Berdasarkan prinsip-prinsip fundamentalisme Islam yang memperoleh momentum di
seluruh dunia Arab pada 1980-an, Hamas didirikan pada tahun 1987 selama Intifadhah Pertama)
sebagai cabang dari Ikhwanul Muslimin Mesir. Sheik Ahmed Yassin sebagai pendiri menyatakan
pada tahun 1987, dan Piagam Hamas menegaskan pada tahun 1988, bahwa Hamas didirikan
untuk membebaskan Palestina dari pendudukan Israel dan mendirikan negara Islam di wilayah
yang sekarang menjadi Israel, Tepi Barat, dan Jalur Gaza. Namun, pada bulan Juli 2009, Khaled
Meshal, kepala biro politik Hamas, mengatakan organisasi itu bersedia bekerja sama dengan
"resolusi konflik Arab-Israel yang termasuk negara Palestina berdasarkan perbatasan tahun
1967", asalkan pengungsi Palestina memegang hak untuk kembali ke Israel dan Yerusalem
Timur menjadi ibu kota negara baru. Namun, Mousa Abu Marzook Mohammed, wakil ketua biro
politik Hamas, mengatakan pada tahun 2014 bahwa "Hamas tidak akan mengakui Israel", dan
menambahkan "ini adalah garis merah yang tidak bisa dilewati".

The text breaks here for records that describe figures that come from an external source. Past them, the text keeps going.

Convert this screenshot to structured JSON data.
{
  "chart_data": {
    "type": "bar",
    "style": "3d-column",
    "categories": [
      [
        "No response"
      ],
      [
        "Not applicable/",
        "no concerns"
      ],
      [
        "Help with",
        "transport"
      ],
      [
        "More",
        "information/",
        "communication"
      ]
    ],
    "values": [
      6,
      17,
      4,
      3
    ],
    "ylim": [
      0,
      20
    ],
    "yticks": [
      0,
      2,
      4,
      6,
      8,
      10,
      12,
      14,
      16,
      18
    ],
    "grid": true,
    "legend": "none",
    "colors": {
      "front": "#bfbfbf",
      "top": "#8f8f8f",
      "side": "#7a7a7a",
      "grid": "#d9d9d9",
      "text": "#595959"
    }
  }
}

Pada bulan Juni 2008, sebagai bagian dari gencatan senjata yang ditengahi Mesir, Hamas
menghentikan serangan roket ke Israel dan melakukan beberapa upaya untuk mencegah serangan
oleh organisasi lain. Setelah masa tenang selama empat bulan, konflik meningkat ketika Israel
melakukan aksi militer dengan tujuan untuk mencegah penculikan yang direncanakan oleh
Hamas, menggunakan terowongan yang digali di bawah pagar keamanan perbatasan, dan
menewaskan tujuh operator Hamas. Sebagai pembalasan, Hamas menyerang Israel dengan
rentetan roket. Pada akhir Desember 2008, saat Israel menyerang Gaza dan menarik pasukannya
dari wilayah pada pertengahan Januari 2009. Setelah Perang Gaza, Hamas terus memerintah
Jalur Gaza dan Israel mempertahankan blokade ekonomi. Pada tanggal 4 Mei 2011, Hamas dan
Fatah mengumumkan perjanjian rekonsiliasi yang menyediakan untuk "pembentukan pemerintah
Palestina sementara secara bersama" sebelum pemilihan nasional yang dijadwalkan pada 2012.
Menurut laporan berita Israel yang mengutip pemimpin Fatah Mahmud Abbas, sebagai syarat
bergabung dengan PLO, Khalid Mishaal setuju untuk menghentikan "perjuangan bersenjata"
melawan Israel dan menerima Negara Palestina dalam perbatasan tahun 1967, di samping Israel.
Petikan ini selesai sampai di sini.